ÖKK'nın Genelkurmay Başkanlığının en stratejik birimi olduğunu ifade eden Şahin, alarm emrinde görevin mahiyetinin hiçbir zaman sorgulanmadığını, o gün gelen emrin mahiyetini de bilmediğini savundu.
Emir geldiğinde görev yerine en kısa zamanda ulaşılmaya çalışıldığını ve teçhizatın her zaman göreve çıkacakmış gibi hazır beklediğini dile getiren Şahin, o gece emir geldiğinde de sorgulamadığını kaydetti.
Bu olaylardan önce 7 ay süreyle ÖKK harekat üssünde DEAŞ ve PYD'ye karşı görev icra ettiklerini belirten Şahin, Suriye'de El Bab operasyonunun sevk ve idare edildiği taburun kendi taburu olduğunu, orada da Semih Terzi ile olduklarını bildirdi.
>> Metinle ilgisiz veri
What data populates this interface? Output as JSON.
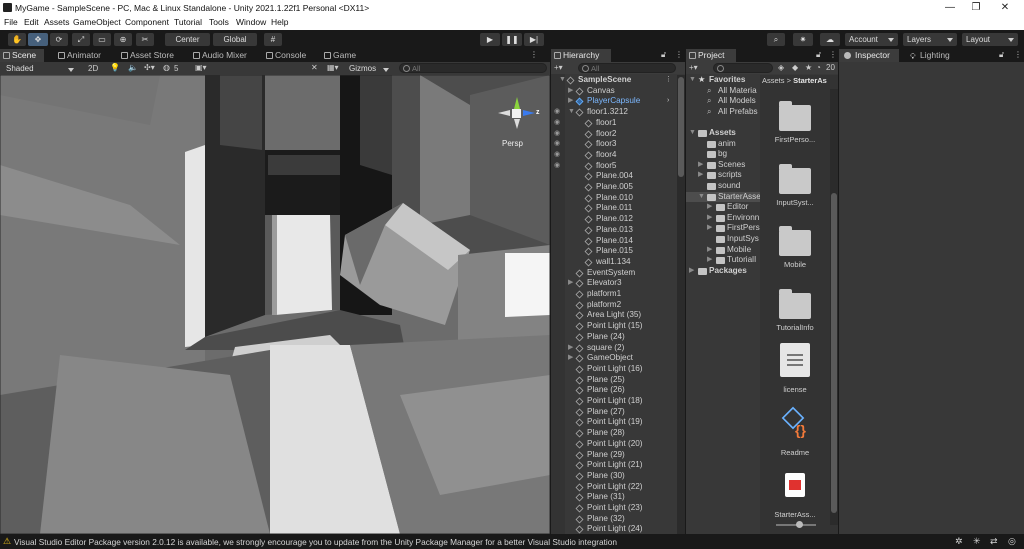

Semih Terzi tarafından seçildiği iddiasını reddeden Şahin, ÖKK'ya Tümgeneral Zekai Aksakallı'nın seçimiyle atandığını, komutanın cevaz vermediği kimsenin bu birimde görev yapamayacağını anlattı.
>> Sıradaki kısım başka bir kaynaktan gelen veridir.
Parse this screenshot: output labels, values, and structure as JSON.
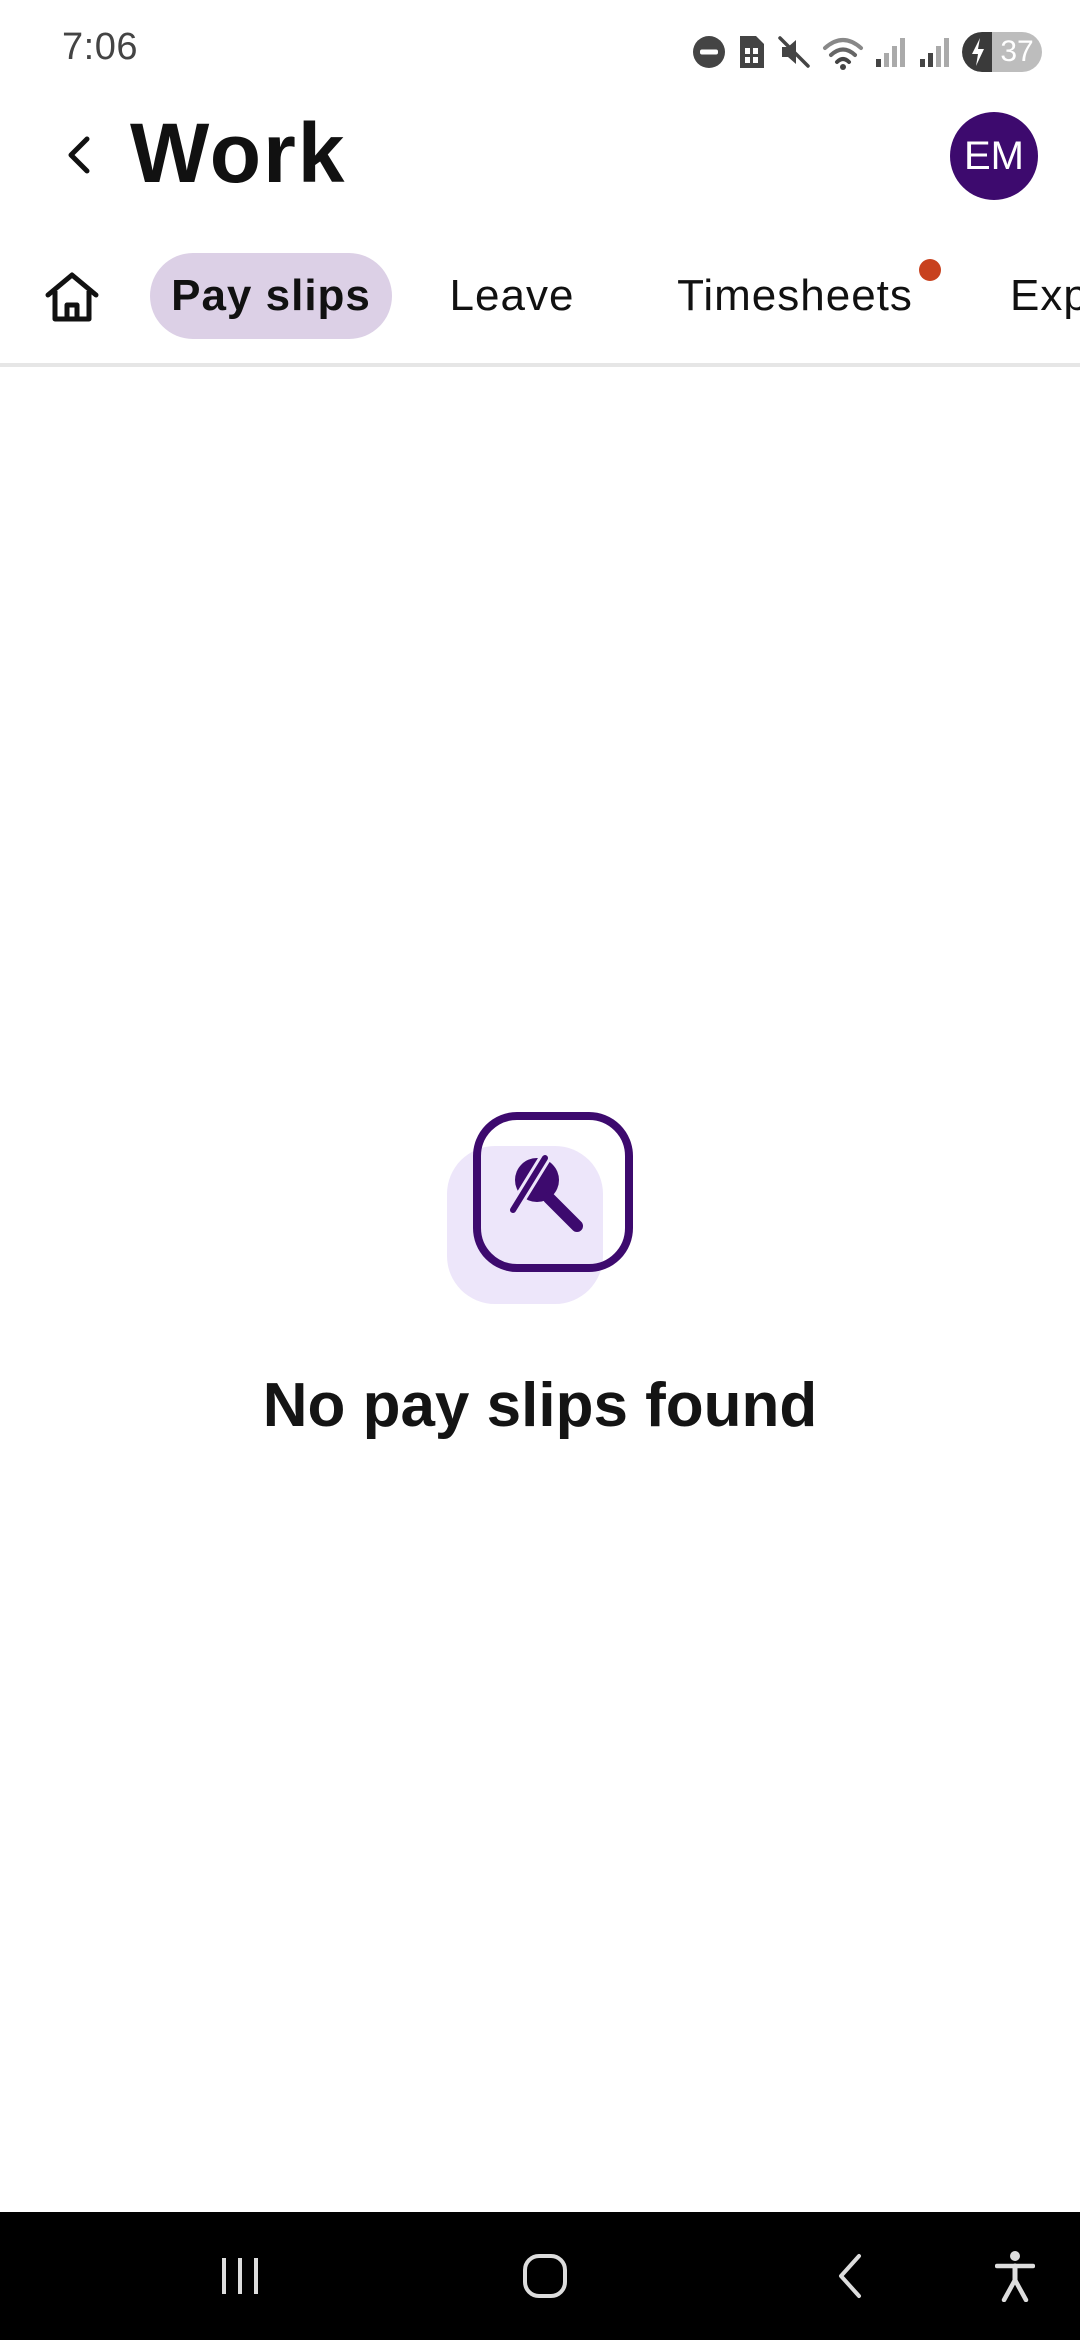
{
  "status_bar": {
    "time": "7:06",
    "battery_level": "37",
    "icons": [
      "dnd-icon",
      "sim-icon",
      "mute-icon",
      "wifi-icon",
      "signal-icon",
      "signal-icon",
      "battery-charging-icon"
    ]
  },
  "header": {
    "title": "Work",
    "avatar_initials": "EM",
    "avatar_color": "#3d0a6e"
  },
  "tabs": {
    "items": [
      {
        "label": "Pay slips",
        "active": true
      },
      {
        "label": "Leave",
        "active": false
      },
      {
        "label": "Timesheets",
        "active": false,
        "notification": true
      },
      {
        "label": "Exp",
        "active": false
      }
    ],
    "active_color": "#dcd0e6",
    "notification_color": "#c8411e"
  },
  "empty_state": {
    "message": "No pay slips found",
    "icon": "search-off-icon",
    "accent_color": "#3d0a6e"
  },
  "nav_bar": {
    "buttons": [
      "recents-icon",
      "home-icon",
      "back-icon",
      "accessibility-icon"
    ]
  }
}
Emir geldiğinde Semih Terzi'nin verdiği emirle grup komutanlarının bilgisi dahilinde, emir komuta hiyerarşisi içinde hareket ettiğini öne süren Şahin, emri altındaki personele yazılı, sözlü ya da telefonla Ankara ÖKK'ya gidileceği yönünde talimat vermediğini kaydetti.
Şahin, "Alarm emri verildiğinde görevimizin Suriye'ye yönelik olacağını düşündüm. Buna yönelik hazırlık yaptım. Arkadaşlarıma bilmediğimi ama Suriye'ye yönelik olabileceğini değerlendirdiğimi söyledim." dedi.
Asla kanun dışı emir almadığını ve personeline de kanunsuz emir vermediğini öne süren Şahin, "Alarm emri aldığımızda ve intikal süresi içinde bizi uğurlayan Albay Altan Bora dahil, Zekai Aksakallı ve sıralı amirlerim tarafından bilgilendirilmeyerek suçlamalara maruz kaldık. Saat 21.00'den 24.00'e kadar geçen sürede sıralı amirlerim tarafından uyarılmadım. Ben ve personelim İç Hizmet Kanun'unun mutlak itaat kuralı gereğince sorgulamadan emirleri uyguladık. Yeterli zaman olmasına rağmen neden gerekli uyarıların yapılmadığının sorgulanması gerekir." görüşünü savundu.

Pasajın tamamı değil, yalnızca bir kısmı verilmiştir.